I feel sorry for my fellow passengers that continued all the way to Seattle. We were all tired and cramped, and very uncomfortable. One guy had started from Tampa, Florida, and was therefore the mileage leader. Coming from New Hampshire I was second.
That said, a camaraderie developed amongst us, and we helped each other spontaneously. In northern areas of the East coast, there were a large number of passengers from the Caribbean islands. After Philadelphia, there were lots of Spanish speakers, and after Chicago, it seemed that most passengers were Caucasian.
One in our long-haul group was from Zimbabwe, and she was very interesting to talk to ( and look at ). She was on some sort of pass and would be on busses for 30 days. I cannot imagine doing that myself. But, she could curl-up for sleep easily as she was petite.
After my business in Bozeman was done, I set-off to the Walmart three days later to start my trek back to New Hampshire. I did not look forward to it, but at least I didn't have a deadline so if I missed a connection it wouldn't matter.
The bus east was due at 1:30am. I arrived at 12:30 ( yeah, I know ). Another person arrived at 1. We waited.
Finally, at 3:30 - a bus arrived. For Butte, not Billings. It was the wrong bus going in the wrong direction. Upon gentle querying, the extremely obnoxious, chain-smoking driver said, "I'm a driver, that's office shit." He did verify the other bus had broken down.

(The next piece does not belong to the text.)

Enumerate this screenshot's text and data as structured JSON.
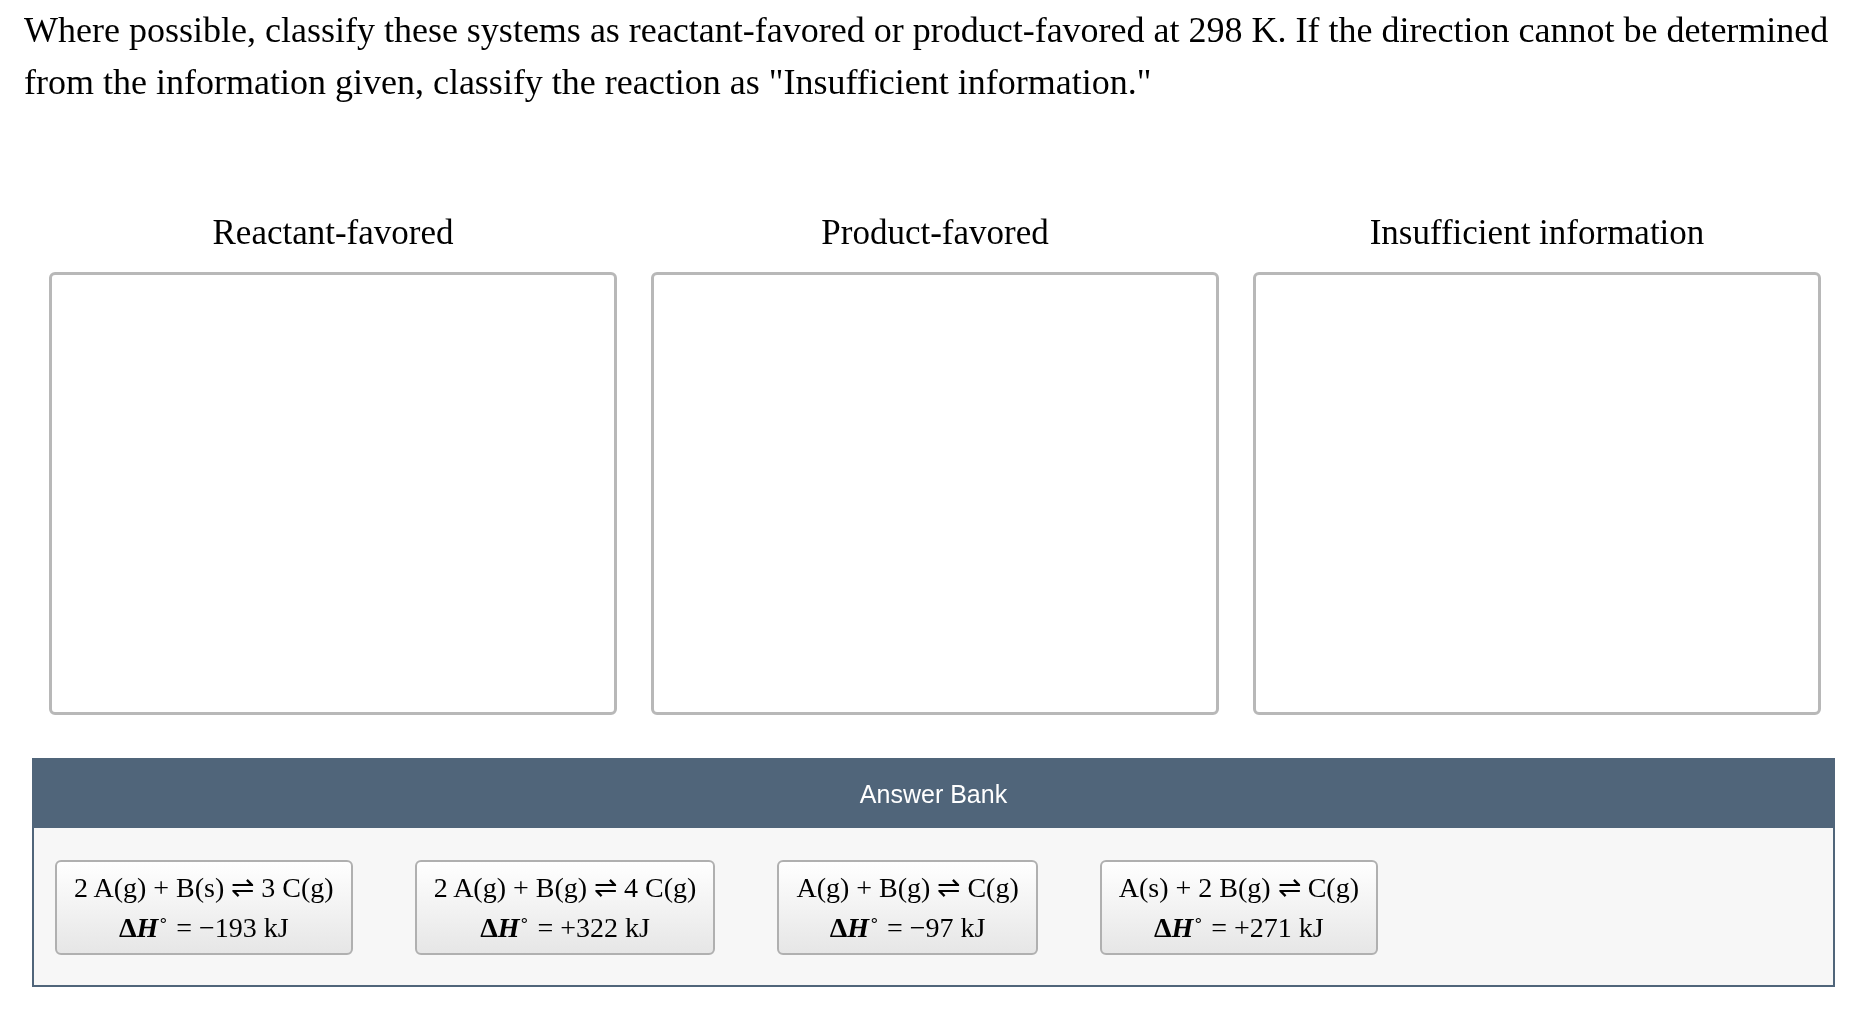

Having called the number for Jefferson Lines (nobody there ), AND Greyhound ( nobody there ). I gave up and went back to the motel which had an 11am checkout.
I arranged a flight from Bozeman to Manchester, NH. I hate planes, but at least I didn't get gate-raped. I was already fairly stiff and uncomfortable from my bus-tribulation, but the 737-Max ( yeah, I know ) out of Bozeman was quite comfortable. AND SHORT at less than four hours flight time. Newark was a basket case, of course, and very hot and uncomfortable. But, I had some excellent "Pretzel" wrapped hot dogs in the terminal. I mean, they were fantastic. ( I'm really not that hard to please ).
Flight to Manchester was uneventful, and thank God I'm home.
Neither Greyhound nor Jefferson Lines will refund my return ticket. They claim that their bus was "late" not "canceled." The fact that they can claim that it's ok for people to stand outside, sans ANY shelter, in the middle of the night in Montana for 24 hours waiting for the next bus is crazy. Particularly when it is impossible for a passenger to find out what is going on. We'll eat the $248 plane ticket and chalk it up to a "learning experience."
Greyhound's bus drivers were professional in demeanor and polite. There was that one Cargo Pilot after Philadelphia, though. Their in-bus entertainment is actually quite good and free. Internet - don't bother.
Greyhound's "partners" however, are all over the map (pun intended ). Baron Bus in Ohio was fantastic. Jefferson lines was surly and left us high-and-dry in the middle of the night in Montana. 'nuff said about them.
The only advantage of bus travel is that you're not continuously inspected and scanned, and your luggage is basically under your control at all times and is also not inspected.
Final analysis: Don't do it if you can avoid it.